Solving the River Crossing problem with SQL Graph. Let’s see if we can solve this classic problem, using T-SQL and the graph capabilities in Azure SQL / SQL Server!

Are you are familiar with the classic “river crossing” problem? If not, an easy 4 minutes introduction using Wildebeest and Lions as the actors in the problem, is presented in this TED-Ed talk. If you observe carefully, the video briefly mentions using an enumeration approach to list all the possible transitions, and for each transition, the end state. It so happens that this is the classic algorithmic approach as well to solve such problems – to create a graph of all possible states (represented by vertices / nodes in the graph) and the transitions (represented by edges) which result into those states. If you search online, there are plenty of references showing you how to use Breadth-First-Search (BFS) to find the shortest path to solve the problem. David Kopec’s Classic Computer Science Problems books also present implementations of this problem in Python and other languages.

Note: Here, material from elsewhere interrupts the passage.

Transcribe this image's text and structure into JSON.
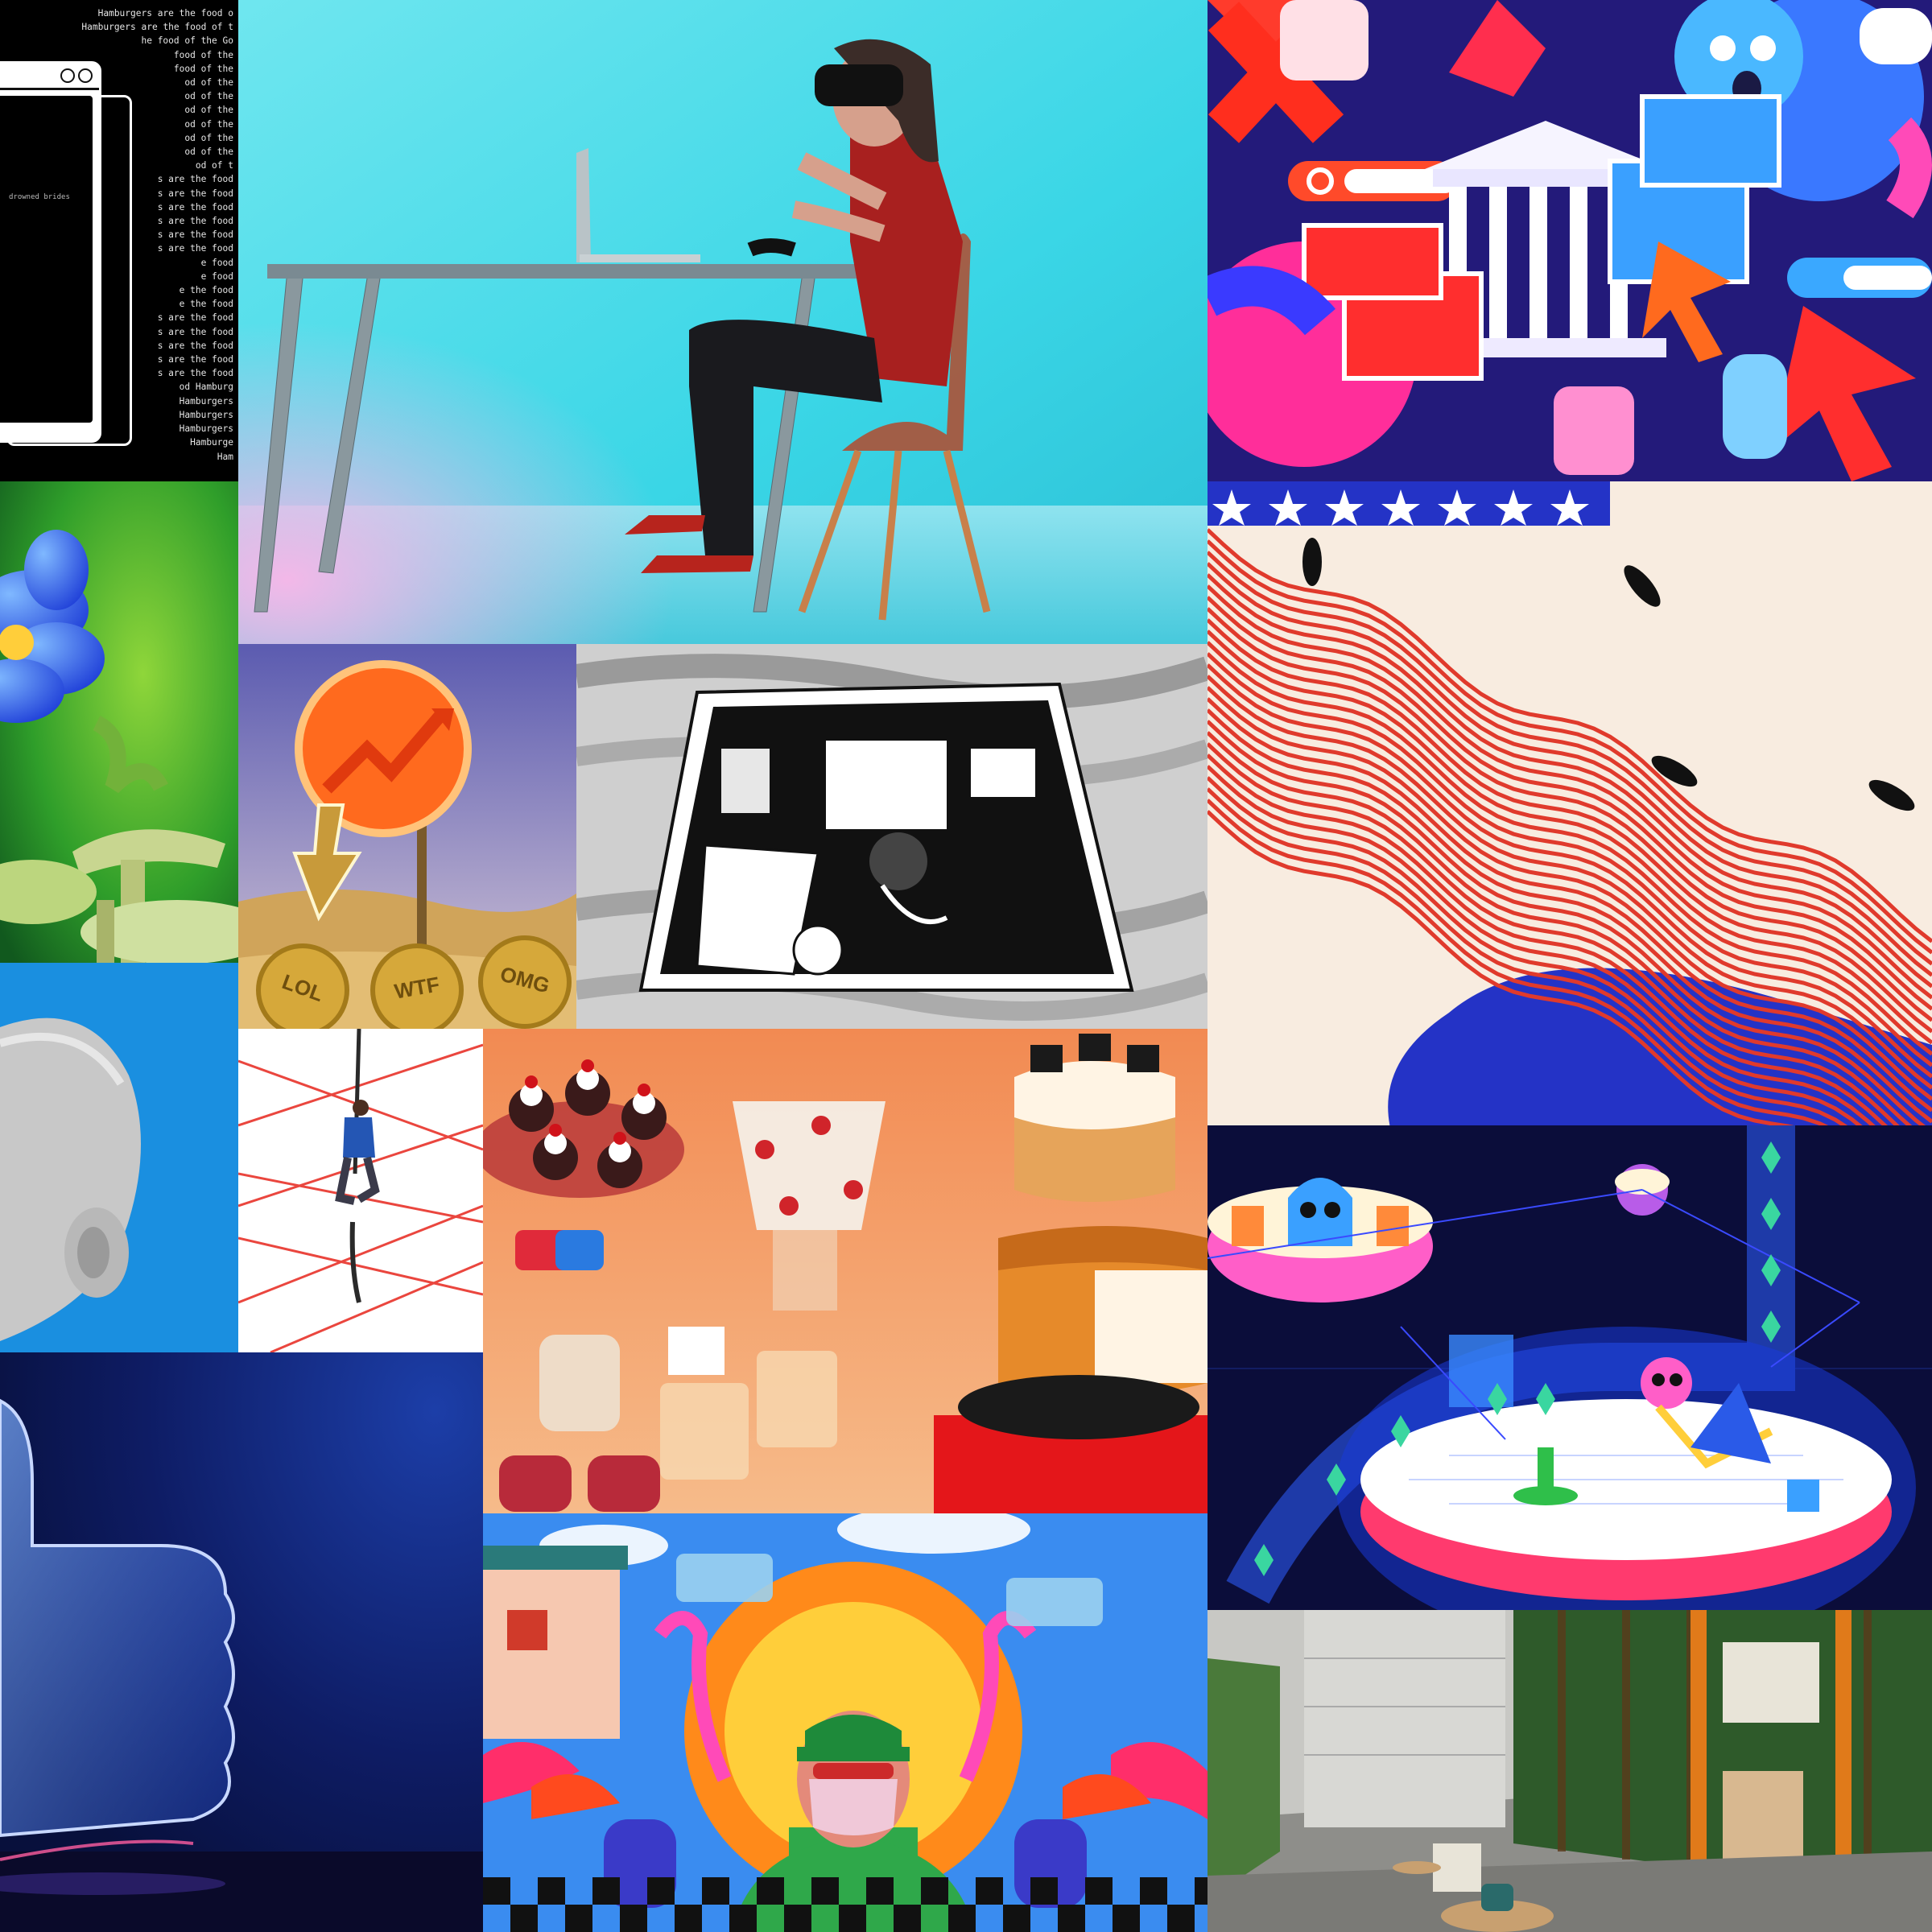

Let’s see if we can solve this classic problem, using T-SQL and the graph capabilities in Azure SQL / SQL Server!

## Governing Rules

Let’s present the main “rules” of this problem, as presented in the TED talk:

1. There are 3 wildebeest and 3 lions, all located on one bank (for completeness, we have the West bank, and the East bank) of a river. They are trying to cross the other river bank.
2. As it turns out, wildebeest are a natural prey for the lions. Therefore, there is a “rule” which states that if the number of wildebeest either equal, or outnumber the number of lions, on the same bank of the river, they are safe. In our context, we will call this a “safe” state.
3. Conversely, If the number of wildebeest are lesser than the number of lions, they are unsafe. In our context, we will refer to this as an “unsafe” or “disallowed” state, as we don’t want the wildebeest to come to harm!
4. Let’s also imagine, that these animals know how to use a raft, to cross the river However, the raft can only take 2 animals at any time, and obviously, the raft is not “autonomous”, and needs an animal or 2 animals on board to move from one bank of the river to the other.
5. At any given point in time, rules 2 and 3 must continuously be applied, even when 2 animals are on the raft!